The appellant sets forth as a specification of error:

“That the trial Judge erred in threatening counsel for appellants with contempt of Court, accusing him of attempting to hold the rulings of the Court in disrespect, in suggesting impertinence and impropriety on the part of counsel and in suggesting that counsel was guilty of misconduct and in trying to deceive the jury, all taking place in presence of the jury and no curative action thereafter having been taken by the Court.”

This specification is subject to criticism as being general and not sufficiently specific, not pointing out the language of the court of which the appellant complains, and not containing any reference to the record whereby the matter complained of can be located but leaving to this court and opposing counsel the task of searching the record.

The respondent has not complained of the form of the specification.

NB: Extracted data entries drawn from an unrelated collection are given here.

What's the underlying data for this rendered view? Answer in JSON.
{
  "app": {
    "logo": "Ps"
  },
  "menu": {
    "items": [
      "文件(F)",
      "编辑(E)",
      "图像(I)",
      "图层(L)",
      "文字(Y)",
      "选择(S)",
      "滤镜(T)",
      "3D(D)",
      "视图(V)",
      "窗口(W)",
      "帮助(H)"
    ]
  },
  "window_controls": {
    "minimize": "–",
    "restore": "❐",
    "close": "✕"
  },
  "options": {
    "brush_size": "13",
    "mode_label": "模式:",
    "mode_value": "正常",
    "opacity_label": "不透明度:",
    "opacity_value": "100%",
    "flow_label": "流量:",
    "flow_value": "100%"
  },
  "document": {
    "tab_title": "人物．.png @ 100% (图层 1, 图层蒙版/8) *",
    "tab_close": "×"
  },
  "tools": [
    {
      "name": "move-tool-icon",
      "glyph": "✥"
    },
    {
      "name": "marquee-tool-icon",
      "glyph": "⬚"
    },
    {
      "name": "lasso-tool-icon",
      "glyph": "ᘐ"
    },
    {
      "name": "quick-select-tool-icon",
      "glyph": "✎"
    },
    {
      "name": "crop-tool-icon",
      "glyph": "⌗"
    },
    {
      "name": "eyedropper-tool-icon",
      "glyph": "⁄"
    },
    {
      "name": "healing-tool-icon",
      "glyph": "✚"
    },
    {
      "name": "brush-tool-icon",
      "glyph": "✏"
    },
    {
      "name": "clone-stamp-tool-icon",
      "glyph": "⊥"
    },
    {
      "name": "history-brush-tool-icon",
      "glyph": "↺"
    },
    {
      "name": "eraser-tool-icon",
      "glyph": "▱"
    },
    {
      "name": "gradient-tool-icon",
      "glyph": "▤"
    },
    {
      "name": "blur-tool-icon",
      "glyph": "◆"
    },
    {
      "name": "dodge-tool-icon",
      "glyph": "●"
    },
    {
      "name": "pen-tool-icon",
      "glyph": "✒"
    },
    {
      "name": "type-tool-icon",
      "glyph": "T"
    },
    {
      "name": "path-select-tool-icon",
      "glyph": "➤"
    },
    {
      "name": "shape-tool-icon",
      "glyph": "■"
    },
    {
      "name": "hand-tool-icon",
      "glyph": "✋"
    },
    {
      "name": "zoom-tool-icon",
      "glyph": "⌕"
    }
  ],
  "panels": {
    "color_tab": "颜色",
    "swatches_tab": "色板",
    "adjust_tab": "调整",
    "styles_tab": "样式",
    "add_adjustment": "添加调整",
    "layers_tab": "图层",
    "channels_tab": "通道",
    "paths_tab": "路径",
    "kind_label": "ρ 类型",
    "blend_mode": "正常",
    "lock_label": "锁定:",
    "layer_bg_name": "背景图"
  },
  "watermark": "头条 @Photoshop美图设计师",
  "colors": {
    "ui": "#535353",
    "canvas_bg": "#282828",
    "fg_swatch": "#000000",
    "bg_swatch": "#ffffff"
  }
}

It was not drawn by appellants’ present counsel who have made reference in their brief to the pages of the transcript on which the remarks of the trial court appear. We have therefore decided to give the matter consideration. The specification is an exaggerated summary of what took place. This is what the court said:

“I want to tell the jury this one thing, that counsel has been attempting to indicate that the court has ruled arbitrarily out of the air, but it is my opinion that my ruling that I made was correct and any more reference to any ruling that I made will be considered very, very close to contempt of court.”

It is obvious from the record that the court considered previous remarks of counsel as critical of his ruling rejecting the offer of proof. His remarks referred only to that ruling. He made no reference to the evidence or the issues before the jury. He did not, as the specification charges, suggest that counsel was guilty of misconduct or trying to deceive the jury. The remarks, while ill-advised, do not appear to have been prejudicial and do not constitute reversible error.

The four appeals, one pertaining to each parcel of land, and all of which were taken by Charles Borchelt and Norma Borchelt, were consolidate for trial, verdict and entry of judgment. The trial resulted in a consolidated verdict in favor of the appellants for damages in the sum of $9,179.60. This sum the verdict shows consisted of two items, $1,949.60 for land taken, and $7,230 damages to the remainder, or severance damages. We presume that the jury followed the instructions of the court. The verdict therefore did not include damages to an undivided one-half interest in parcels 39C and 41D, title to which was in Victor K. Borchelt.

Judgment was rendered on the verdict, and while somewhat ambiguous in language, it is subject to the same limitation as the verdict. It awards damages only for injury to property to which appellants held title. The appellants not having shown reversible error, the judgment is affirmed.

TEIGEN, BURKE and STRUTZ, JJ., concur. ERICKSTAD, J., not being a member of this Court at the time of submission of this-case, did not participate.